The Sick Week: A Tale of Effluvia www.bettysbattleground.com

For impoverished mothers living with PTSD, most blessings are oddly shaped and paltry.  This week, my first blessing came in the guise of my in-laws being here for the first and worst day that I acquired the stomach virus which my daughters lovingly brought home.

But let’s rewind.

The Sick Week began with Penelope, my youngest daughter.  She got the virus first.  I discovered she was sick when I was giving the sisters a bath.  I discovered she was sick by scent.  The scent of diarrhea.  Penelope, not yet two, is known to poop in the bath on occasion.  So, upon smelling feces, I immediately looked to her rump.  I saw no telltale caca blob floating in her vicinity and attributed the stench to a fart.  Nonetheless, I figured a true poop was coming, and turned to gather the towels.  I heard a second fart ripple through the water.  I turned, quick, ready to snatch the girls out if there was fecal matter, and was momentarily stilled by what I saw.  Floating behind my youngest daughter was a thin, translucent waft of light brown smudge.  It hung there for a moment, turning slightly like a leaf adrift in a breeze, before thinning, shaping tendrils in the drift, and then undulating toward the drain in diarrhea-jellyfish formation.
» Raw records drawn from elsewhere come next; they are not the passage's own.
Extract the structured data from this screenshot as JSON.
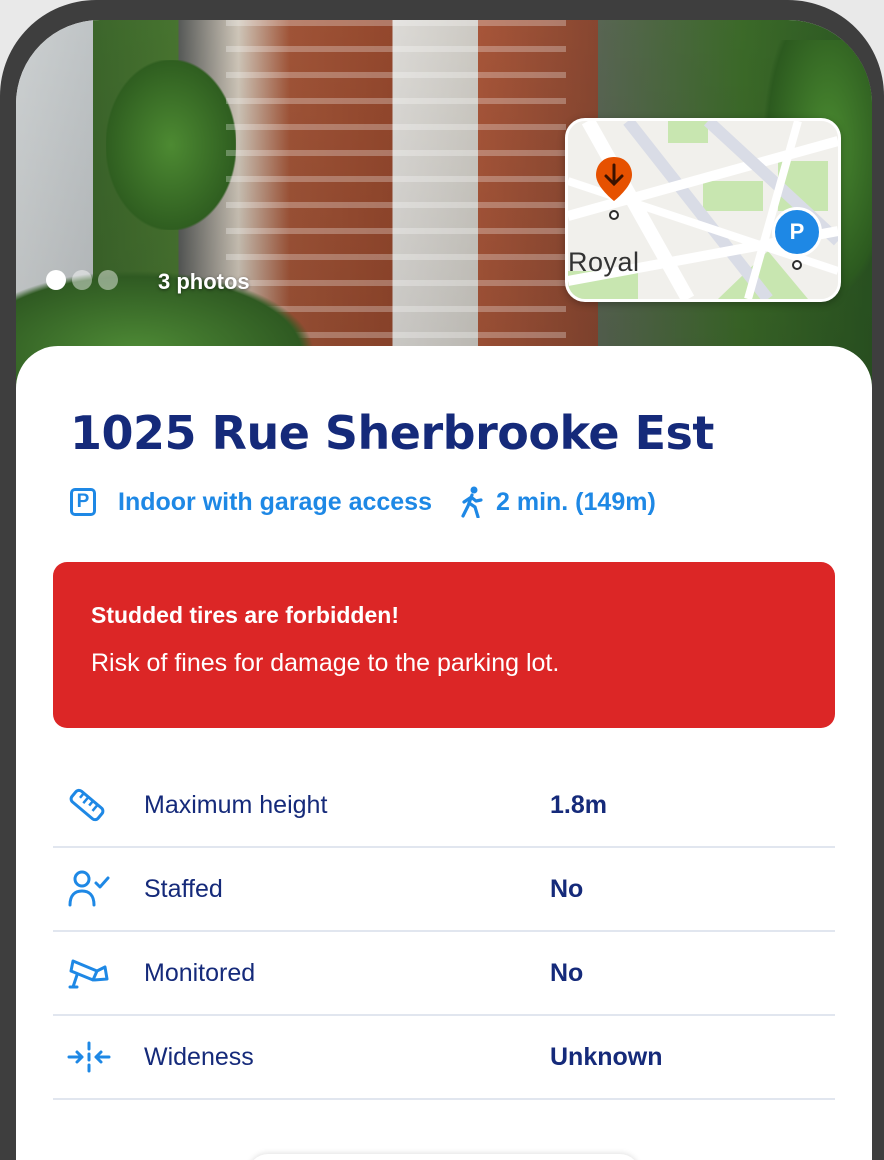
{
  "photos": {
    "count_label": "3 photos",
    "dot_count": 3,
    "active_index": 0
  },
  "map": {
    "street_label": "Royal",
    "parking_marker_label": "P",
    "colors": {
      "destination_pin": "#e65100",
      "parking_pin": "#1e88e5"
    }
  },
  "address": {
    "title": "1025 Rue Sherbrooke Est"
  },
  "meta": {
    "parking_icon_label": "P",
    "parking_type": "Indoor with garage access",
    "walk_time": "2 min. (149m)"
  },
  "alert": {
    "title": "Studded tires are forbidden!",
    "body": "Risk of fines for damage to the parking lot.",
    "color": "#dc2626"
  },
  "details": [
    {
      "icon": "ruler-icon",
      "label": "Maximum height",
      "value": "1.8m"
    },
    {
      "icon": "person-check-icon",
      "label": "Staffed",
      "value": "No"
    },
    {
      "icon": "security-camera-icon",
      "label": "Monitored",
      "value": "No"
    },
    {
      "icon": "width-arrows-icon",
      "label": "Wideness",
      "value": "Unknown"
    }
  ],
  "colors": {
    "navy": "#152a7a",
    "accent": "#1e88e5"
  }
}
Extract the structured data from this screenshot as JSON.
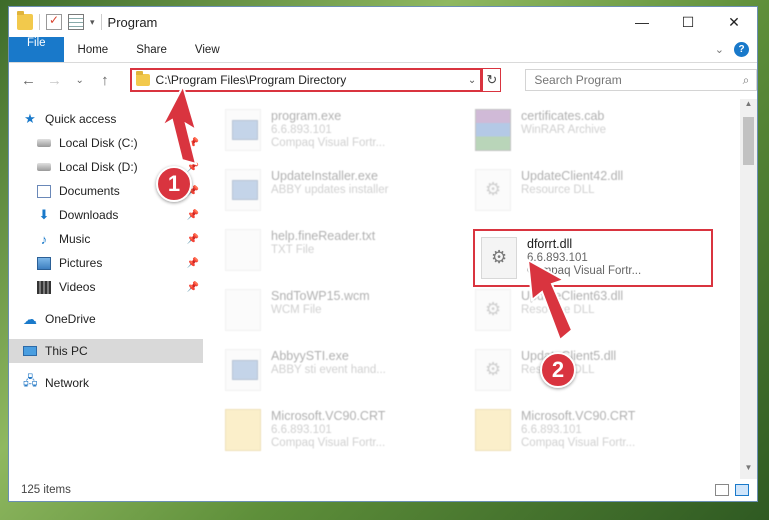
{
  "window": {
    "title": "Program",
    "controls": {
      "minimize": "—",
      "maximize": "☐",
      "close": "✕"
    }
  },
  "ribbon": {
    "tabs": [
      "File",
      "Home",
      "Share",
      "View"
    ],
    "expand_icon": "chevron-down-icon",
    "help": "?"
  },
  "nav": {
    "back": "←",
    "forward": "→",
    "recent": "⌄",
    "up": "↑",
    "address": "C:\\Program Files\\Program Directory",
    "address_dropdown": "⌄",
    "refresh": "↻",
    "search_placeholder": "Search Program",
    "search_icon": "⌕"
  },
  "sidebar": {
    "quick_access": "Quick access",
    "items": [
      {
        "label": "Local Disk (C:)",
        "icon": "disk-icon"
      },
      {
        "label": "Local Disk (D:)",
        "icon": "disk-icon"
      },
      {
        "label": "Documents",
        "icon": "documents-icon"
      },
      {
        "label": "Downloads",
        "icon": "downloads-icon"
      },
      {
        "label": "Music",
        "icon": "music-icon"
      },
      {
        "label": "Pictures",
        "icon": "pictures-icon"
      },
      {
        "label": "Videos",
        "icon": "videos-icon"
      }
    ],
    "onedrive": "OneDrive",
    "this_pc": "This PC",
    "network": "Network"
  },
  "files": [
    {
      "name": "program.exe",
      "line2": "6.6.893.101",
      "line3": "Compaq Visual Fortr...",
      "type": "exe"
    },
    {
      "name": "certificates.cab",
      "line2": "WinRAR Archive",
      "line3": "",
      "type": "rar"
    },
    {
      "name": "UpdateInstaller.exe",
      "line2": "ABBY updates installer",
      "line3": "",
      "type": "exe"
    },
    {
      "name": "UpdateClient42.dll",
      "line2": "Resource DLL",
      "line3": "",
      "type": "dll"
    },
    {
      "name": "help.fineReader.txt",
      "line2": "TXT File",
      "line3": "",
      "type": "txt"
    },
    {
      "name": "dforrt.dll",
      "line2": "6.6.893.101",
      "line3": "Compaq Visual Fortr...",
      "type": "dll"
    },
    {
      "name": "SndToWP15.wcm",
      "line2": "WCM File",
      "line3": "",
      "type": "txt"
    },
    {
      "name": "UpdateClient63.dll",
      "line2": "Resource DLL",
      "line3": "",
      "type": "dll"
    },
    {
      "name": "AbbyySTI.exe",
      "line2": "ABBY sti event hand...",
      "line3": "",
      "type": "exe"
    },
    {
      "name": "UpdateClient5.dll",
      "line2": "Resource DLL",
      "line3": "",
      "type": "dll"
    },
    {
      "name": "Microsoft.VC90.CRT",
      "line2": "6.6.893.101",
      "line3": "Compaq Visual Fortr...",
      "type": "zip"
    },
    {
      "name": "Microsoft.VC90.CRT",
      "line2": "6.6.893.101",
      "line3": "Compaq Visual Fortr...",
      "type": "zip"
    }
  ],
  "status": {
    "count": "125 items"
  },
  "annotations": {
    "step1": "1",
    "step2": "2"
  },
  "colors": {
    "accent": "#1979ca",
    "highlight": "#d9343f"
  }
}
Then it was gone.  As though it had never been.  But for the lingering stench.  I realized that this is what had happened before, except the first time I had missed the ghost-poop-jellyfish.  So I snatched the girls out, wrapped them in towels, and began to drain the tub as quickly as possible.  Of course, as I was bending over to pull out the cloth we use to plug the drain, Penelope, my littlest one, my sweetie-pie, ran to their room, lay tummy-down on the floor before the foot of her bed and, little butt raised high in the air, completed her diarrhea.

This time it was not so mesmerizing.  This time it was projectile, and across the carpet, and the backboard of her bed, and pooling in the Mrs. Potato Head hairpiece that was under her bed.

This was the beginning of the Sick Week.